Known as one of the longest running major music festivals in the country, the New Orleans Jazz & Heritage Festival, more commonly known as “Jazz Fest,” celebrates the indigenous music, culture and soul of New Orleans. Since its inception in 1970, the music of Jazz Fest has encompassed every style associated with the city and the state including jazz, blues, R&B, gospel, Cajan, Zydeco, Afro-Caribbean, folk, Latin, rock, rap, country, bluegrass and everything in between. Over the years, many local bands and some of the biggest names in music history have graced the stages of Jazz Fest including The EAGLES, Jimmy Buffet, Aretha Franklin, Billy Joel, John Mayer, Bon Jovi, Mumford & Sons, Erykah Badu, Aretha Franklin, Miles Davis, Bob Dylan, Ella Fitzgerald and Dizzy Gillespie.
The soul of Jazz Fest emerged the moment prominent gospel singer Mahalia Jackson showed up unannounced to the Festival. She and Duke Ellington joined the Eureka Brass Band leading a crowd of second-line revelers through the Festival grounds. When producer of the Festival, George Wein, handed Jackson a microphone, she sang along with the band, and the spirit of Jazz Fest was born.

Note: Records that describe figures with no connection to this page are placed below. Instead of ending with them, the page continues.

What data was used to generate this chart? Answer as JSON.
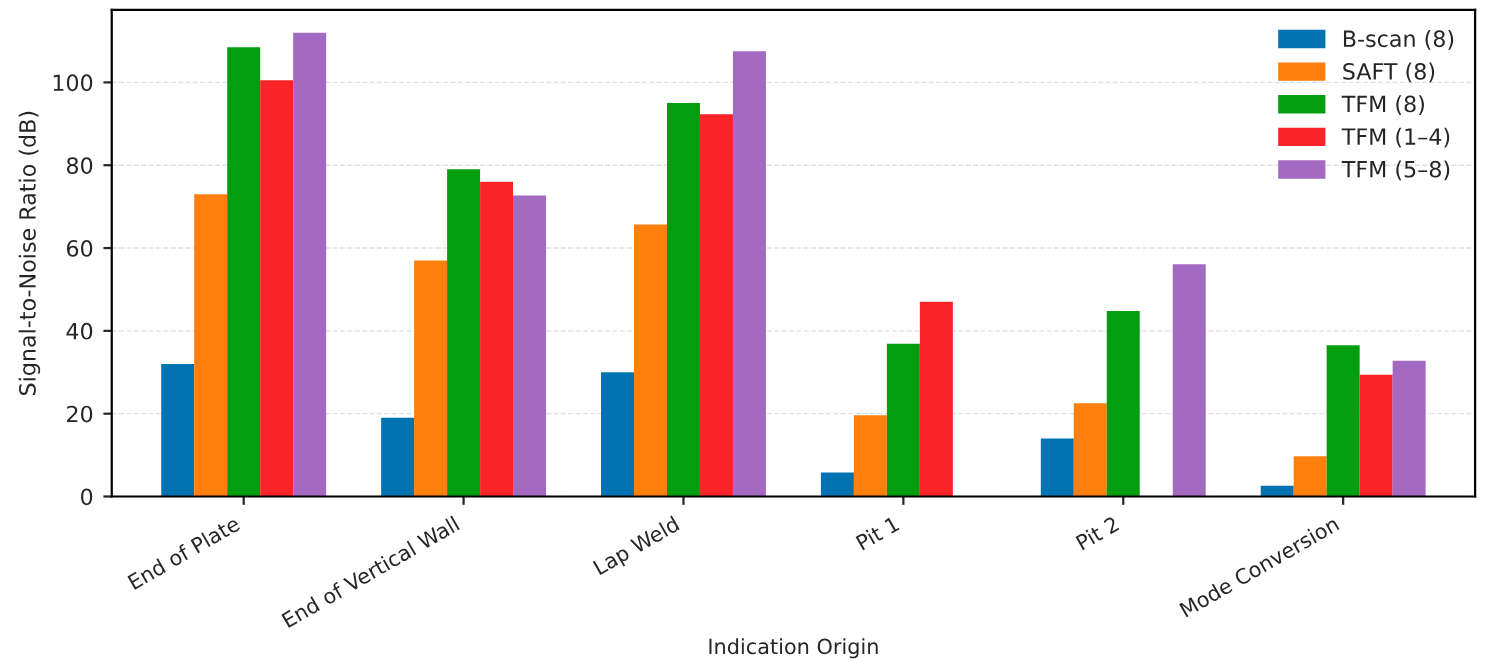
{
  "chart_data": {
    "type": "bar",
    "xlabel": "Indication Origin",
    "ylabel": "Signal-to-Noise Ratio (dB)",
    "categories": [
      "End of Plate",
      "End of Vertical Wall",
      "Lap Weld",
      "Pit 1",
      "Pit 2",
      "Mode Conversion"
    ],
    "series": [
      {
        "name": "B-scan (8)",
        "color": "#0173b2",
        "values": [
          32,
          19,
          30,
          5.8,
          14,
          2.6
        ]
      },
      {
        "name": "SAFT (8)",
        "color": "#ff7f0e",
        "values": [
          73,
          57,
          65.7,
          19.6,
          22.5,
          9.7
        ]
      },
      {
        "name": "TFM (8)",
        "color": "#029e0f",
        "values": [
          108.5,
          79,
          95,
          36.9,
          44.8,
          36.5
        ]
      },
      {
        "name": "TFM (1–4)",
        "color": "#f82428",
        "values": [
          100.5,
          76,
          92.3,
          47,
          null,
          29.4
        ]
      },
      {
        "name": "TFM (5–8)",
        "color": "#a469c0",
        "values": [
          112,
          72.7,
          107.5,
          null,
          56.1,
          32.8
        ]
      }
    ],
    "ylim": [
      0,
      117.5
    ],
    "yticks": [
      0,
      20,
      40,
      60,
      80,
      100
    ],
    "grid": "y",
    "legend": "top right"
  }
}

What started as a small festival with no microphones, an audience of 350 people and an admission price of a mere $3, grew into a two-weekend long cultural affair. Hundreds of thousands of people gather at the Fair Grounds Race Course, just ten minutes away from the French Quarters. Inspired by the first event, the Festival continues to celebrate Louisiana culture with the combined fervor of a gospel hymn and the joy of a jazz parade.
While music fans flock to hear internationally renowned artists, they also come to chow down. The Festival has been known to feature the best local cuisine from the region with more than 70 options for foodies at last year’s event. This year local popular treats will be once again available, including Crabmeat Po-boys, crawfish and Cajun jambalaya.
Festival goers also get a chance to experience a cultural immersion from around the world in the marketplaces and villages, where they can purchase handcrafted clothing, leather goods, jewelry, musical instruments and much more from artisans. In the villages, visitors learn the traditions of the Marching Clubs enjoy traditional drumming and dance by the Louisiana’s indigenous people and watch float makers carve intricate Mardi Gras floats.
Now in its 46th year, Jazz Fest carries on The Big Easy’s legacy as the birthplace of Jazz with it its one-of-a-kind festivities, and remains a cultural icon for all attendees to enjoy.